Berita Lainnya
![]()
Beberapa Peraturan Akutansi Segera Direvisi
akuntanonline.com, 15 Mei 2013
Ketua Komisioner OJK, Muliaman D Hadad mengatakan sedang mengkaji untuk melakukan revisi atas beberapa peraturan terkait dengan akutansi. Kajian tersebut agar pasar modal menjadi sarana investasi yang stabil, tahan uji, dan likuid .
Salah satu aturan yang bakal dikaji, kata dia dalam konferensi pers di Gedung OJK, Rabu (15/05/2013) mengenai peraturan VIII G 13 tentang Perlakuan Akuntansi Repurchase Agreement (Repo dengan menggunakan master repurchase agreement atau MRA). "Kajian revisi ini akan mendukung pengembangan surat utang melalui pembuatan GMRA (global master repurchase agreement)," ujar Hadad.
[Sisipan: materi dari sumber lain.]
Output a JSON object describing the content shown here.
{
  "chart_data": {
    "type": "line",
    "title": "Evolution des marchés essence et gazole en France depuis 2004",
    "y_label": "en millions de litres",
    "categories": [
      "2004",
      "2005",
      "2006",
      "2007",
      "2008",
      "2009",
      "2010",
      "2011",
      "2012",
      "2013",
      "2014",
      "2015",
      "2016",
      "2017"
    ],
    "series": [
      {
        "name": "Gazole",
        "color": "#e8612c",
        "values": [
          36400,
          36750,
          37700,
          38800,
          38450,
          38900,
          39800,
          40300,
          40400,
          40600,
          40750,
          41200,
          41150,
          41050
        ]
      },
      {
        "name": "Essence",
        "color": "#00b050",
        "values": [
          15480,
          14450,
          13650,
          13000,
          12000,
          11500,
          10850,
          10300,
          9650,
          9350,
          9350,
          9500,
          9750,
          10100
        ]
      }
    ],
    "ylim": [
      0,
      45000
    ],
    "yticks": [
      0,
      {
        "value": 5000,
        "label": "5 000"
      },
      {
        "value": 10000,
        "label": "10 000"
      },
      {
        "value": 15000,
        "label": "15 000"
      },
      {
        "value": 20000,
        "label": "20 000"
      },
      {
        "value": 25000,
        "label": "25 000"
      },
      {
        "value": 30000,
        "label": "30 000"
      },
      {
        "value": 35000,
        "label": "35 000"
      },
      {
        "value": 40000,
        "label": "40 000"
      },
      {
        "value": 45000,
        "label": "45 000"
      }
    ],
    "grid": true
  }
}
Pemberlakukan GMRA oleh para pelaku, kata Hadad, perlu didukung dengan kepastian mengenai akuntansinya atas Repo, dengan menggunakan GMRA. Untuk memberikan gambaran mengenai perkembangan terkini perlakuan GMRA versi tahun 2000 dan PSAK, OJK pada triwulan pertama 2013 telah melakukan kajian mengenai rencana perubahan aturan VIII G 13 tentang perlakuan akuntansi Repo dengan menggunakan MRA.
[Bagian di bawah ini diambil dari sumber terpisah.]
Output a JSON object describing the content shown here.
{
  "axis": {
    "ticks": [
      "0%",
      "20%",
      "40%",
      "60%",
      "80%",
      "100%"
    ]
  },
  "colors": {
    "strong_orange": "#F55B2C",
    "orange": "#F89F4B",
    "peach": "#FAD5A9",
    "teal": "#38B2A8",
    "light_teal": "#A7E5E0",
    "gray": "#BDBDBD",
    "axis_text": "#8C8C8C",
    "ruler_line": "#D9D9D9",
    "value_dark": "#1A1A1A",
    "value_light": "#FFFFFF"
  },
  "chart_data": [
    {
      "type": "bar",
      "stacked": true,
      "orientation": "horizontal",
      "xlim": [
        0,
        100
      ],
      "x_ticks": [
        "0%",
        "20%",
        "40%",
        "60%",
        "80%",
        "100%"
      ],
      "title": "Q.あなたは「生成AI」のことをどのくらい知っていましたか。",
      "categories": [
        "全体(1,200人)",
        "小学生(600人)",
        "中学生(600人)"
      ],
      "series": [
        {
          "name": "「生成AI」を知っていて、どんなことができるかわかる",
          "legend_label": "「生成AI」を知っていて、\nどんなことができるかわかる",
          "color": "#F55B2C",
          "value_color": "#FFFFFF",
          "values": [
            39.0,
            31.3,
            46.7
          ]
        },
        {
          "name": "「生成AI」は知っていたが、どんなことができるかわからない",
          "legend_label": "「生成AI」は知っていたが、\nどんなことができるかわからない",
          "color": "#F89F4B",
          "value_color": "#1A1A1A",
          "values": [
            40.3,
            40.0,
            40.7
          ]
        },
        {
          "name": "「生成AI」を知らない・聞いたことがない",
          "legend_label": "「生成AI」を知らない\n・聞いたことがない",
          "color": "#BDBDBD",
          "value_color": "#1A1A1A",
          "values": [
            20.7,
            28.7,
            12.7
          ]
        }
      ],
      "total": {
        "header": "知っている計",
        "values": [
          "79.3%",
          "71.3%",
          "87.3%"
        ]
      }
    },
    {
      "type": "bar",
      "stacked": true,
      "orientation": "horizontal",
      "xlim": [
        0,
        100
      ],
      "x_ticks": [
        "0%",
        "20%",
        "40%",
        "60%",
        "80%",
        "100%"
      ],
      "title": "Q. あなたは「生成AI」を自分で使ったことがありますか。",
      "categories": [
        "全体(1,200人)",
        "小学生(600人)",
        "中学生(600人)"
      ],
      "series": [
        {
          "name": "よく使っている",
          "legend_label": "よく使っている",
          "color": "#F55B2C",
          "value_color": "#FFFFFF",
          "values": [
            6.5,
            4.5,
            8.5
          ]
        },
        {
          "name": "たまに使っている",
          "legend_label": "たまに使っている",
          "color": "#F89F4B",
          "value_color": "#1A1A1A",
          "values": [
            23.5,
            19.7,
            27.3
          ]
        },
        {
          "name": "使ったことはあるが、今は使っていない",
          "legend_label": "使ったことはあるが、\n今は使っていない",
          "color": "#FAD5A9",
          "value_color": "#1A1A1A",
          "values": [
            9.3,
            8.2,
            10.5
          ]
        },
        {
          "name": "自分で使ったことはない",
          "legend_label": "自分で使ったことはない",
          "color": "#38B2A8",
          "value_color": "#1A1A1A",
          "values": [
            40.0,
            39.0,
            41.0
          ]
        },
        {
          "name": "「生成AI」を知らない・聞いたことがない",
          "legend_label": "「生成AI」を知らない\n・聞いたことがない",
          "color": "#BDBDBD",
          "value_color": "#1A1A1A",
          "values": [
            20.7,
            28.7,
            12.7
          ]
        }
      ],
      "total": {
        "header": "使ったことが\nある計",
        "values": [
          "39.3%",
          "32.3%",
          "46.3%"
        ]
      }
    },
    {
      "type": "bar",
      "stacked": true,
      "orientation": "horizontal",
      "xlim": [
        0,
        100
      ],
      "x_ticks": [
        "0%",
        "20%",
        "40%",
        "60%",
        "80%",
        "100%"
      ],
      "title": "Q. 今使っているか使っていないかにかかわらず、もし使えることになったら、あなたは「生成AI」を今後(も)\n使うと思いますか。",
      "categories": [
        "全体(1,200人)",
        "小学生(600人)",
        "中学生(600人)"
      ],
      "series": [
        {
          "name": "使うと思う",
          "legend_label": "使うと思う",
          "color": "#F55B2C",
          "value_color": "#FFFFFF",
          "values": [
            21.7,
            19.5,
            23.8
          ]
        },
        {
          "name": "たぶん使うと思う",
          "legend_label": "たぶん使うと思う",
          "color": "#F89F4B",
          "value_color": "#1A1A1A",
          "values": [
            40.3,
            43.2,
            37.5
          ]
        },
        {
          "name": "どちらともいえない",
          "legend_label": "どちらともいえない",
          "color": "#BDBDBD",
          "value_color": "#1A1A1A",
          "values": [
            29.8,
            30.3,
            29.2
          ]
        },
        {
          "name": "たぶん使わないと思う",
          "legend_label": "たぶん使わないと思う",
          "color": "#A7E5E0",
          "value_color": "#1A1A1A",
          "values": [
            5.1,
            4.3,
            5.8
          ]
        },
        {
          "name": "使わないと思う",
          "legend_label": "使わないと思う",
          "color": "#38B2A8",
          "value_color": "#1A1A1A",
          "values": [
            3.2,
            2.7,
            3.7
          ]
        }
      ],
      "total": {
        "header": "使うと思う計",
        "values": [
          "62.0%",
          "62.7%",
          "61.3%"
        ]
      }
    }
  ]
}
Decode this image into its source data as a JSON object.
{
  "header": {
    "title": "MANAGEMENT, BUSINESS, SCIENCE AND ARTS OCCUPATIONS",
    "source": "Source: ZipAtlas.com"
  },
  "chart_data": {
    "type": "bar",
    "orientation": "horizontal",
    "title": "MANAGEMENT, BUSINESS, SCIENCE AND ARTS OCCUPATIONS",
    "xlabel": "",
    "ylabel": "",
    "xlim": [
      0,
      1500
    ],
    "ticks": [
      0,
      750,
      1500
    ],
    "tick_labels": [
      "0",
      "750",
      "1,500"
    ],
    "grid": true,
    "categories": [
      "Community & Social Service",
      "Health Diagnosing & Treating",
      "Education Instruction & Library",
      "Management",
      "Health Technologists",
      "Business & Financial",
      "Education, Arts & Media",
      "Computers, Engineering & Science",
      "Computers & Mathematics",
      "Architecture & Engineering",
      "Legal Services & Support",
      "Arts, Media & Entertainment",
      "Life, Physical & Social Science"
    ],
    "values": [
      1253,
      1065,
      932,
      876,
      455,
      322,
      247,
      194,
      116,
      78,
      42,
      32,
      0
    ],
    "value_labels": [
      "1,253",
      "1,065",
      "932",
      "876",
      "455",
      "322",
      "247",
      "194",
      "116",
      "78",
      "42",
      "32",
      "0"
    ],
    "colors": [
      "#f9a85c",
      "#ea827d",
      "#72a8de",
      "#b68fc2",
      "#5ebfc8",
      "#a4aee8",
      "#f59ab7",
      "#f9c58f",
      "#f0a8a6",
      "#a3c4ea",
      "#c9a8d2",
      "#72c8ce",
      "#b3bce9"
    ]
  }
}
Selain itu, OJK juga telah melakukan penyempurnaan peraturan IX D 5 tentang Saham Bonus. Penyempurnaan tersebut bertujuan menyelaraskan regulasi yang ada di pasar modal terkait dengan saham bonus agar sejalan dengan PSAK konvergensi IFRS dan indutsri pasar modal, sehigga dapat mengurangi kebingungan para pelaku pasar akibat adanya peraturan yang mungkin bertentangan.
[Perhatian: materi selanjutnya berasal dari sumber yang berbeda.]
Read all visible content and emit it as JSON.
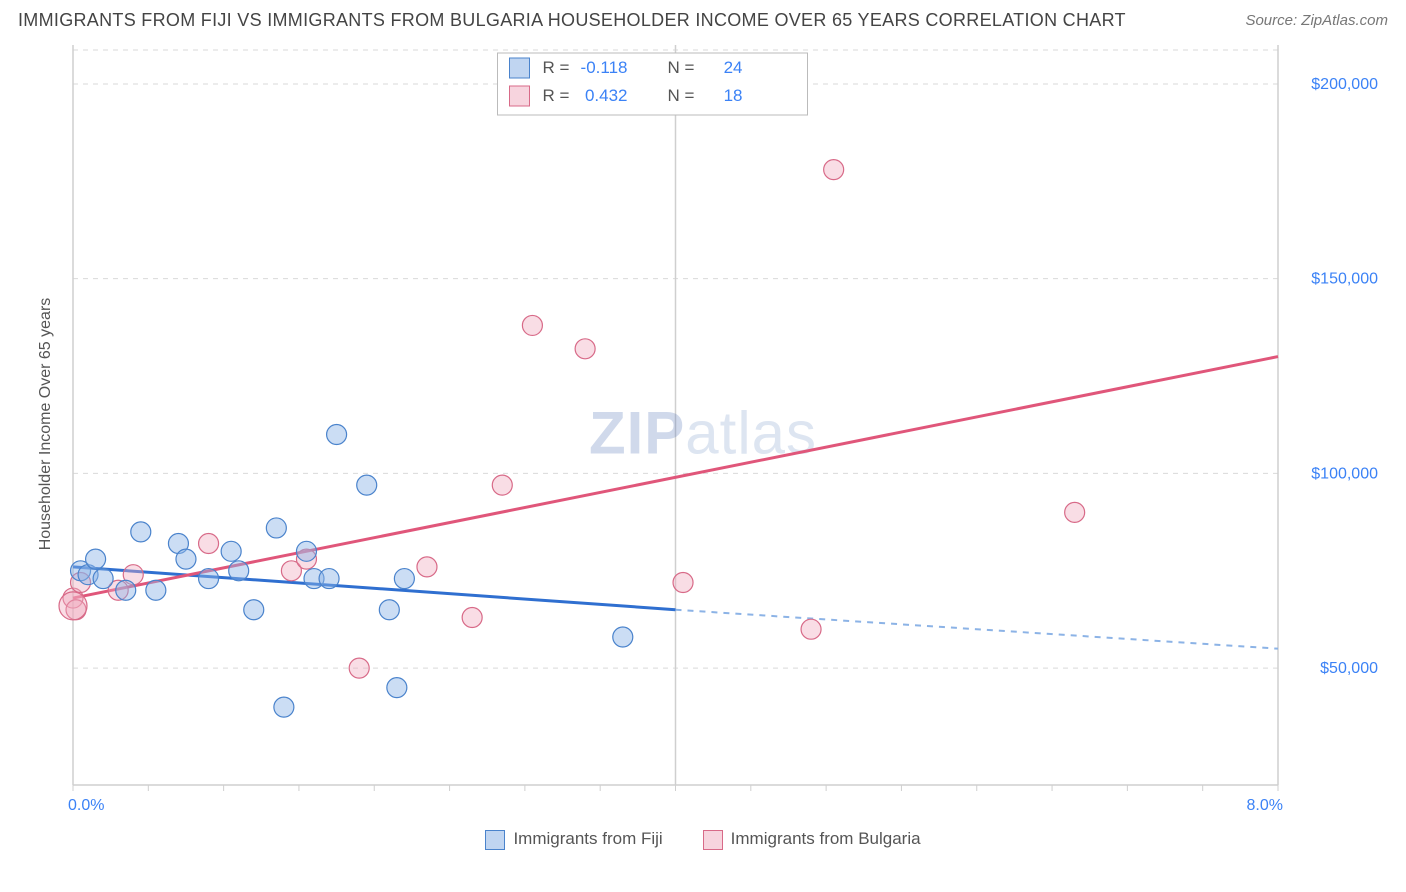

"Salah satu isu yang harus disesuaikan adalah sumber pembagian saham bonus sesuai dengan PSAK yang telah direvisi. Beberapa unsur ekuitas masih bersifat pos yang belum terealisasi, sehingga tidak dapat dikapitalisasi menjadi saham bonus," kata Hadad.
OJK akan melakukan pula perubahan peraturan VIIi G 5 tentang Penyusunan Comfort Letter. Hal itu untuk memperjelas pedoman bagi akuntan dalam menyusun comfort letter, sehingga perbedaan praktik dalam menyusun comfort letter dapat diminimalisasi dan menyelaraskan dengan praktik yang berlaku secara internasional.
Di sisi lain, OJK tengah melakukan penyempurnaan peraturan VIII G 6 tentang Pedoman Penyusunan Surat Pernyataan Manajemen dalam Bidang Akuntansi. Penyempurnaan itu untuk menyelaraskan dengan perubahan aturan VIII G 5 tentang Penyusunan Comfort Letter.
Terkait dengan obligasi daerah, OJK sedang mengkaji perubahan peraturan VIII G 14 tentang Pedoman Penyajian Laporan Keuangan Daerah. Tujuannya untuk memberikan gambaran mengenai perkembangan terkini standar akuntansi pemerintah No 71 tahun 2010 dan praktek yang berlaku secara internasional.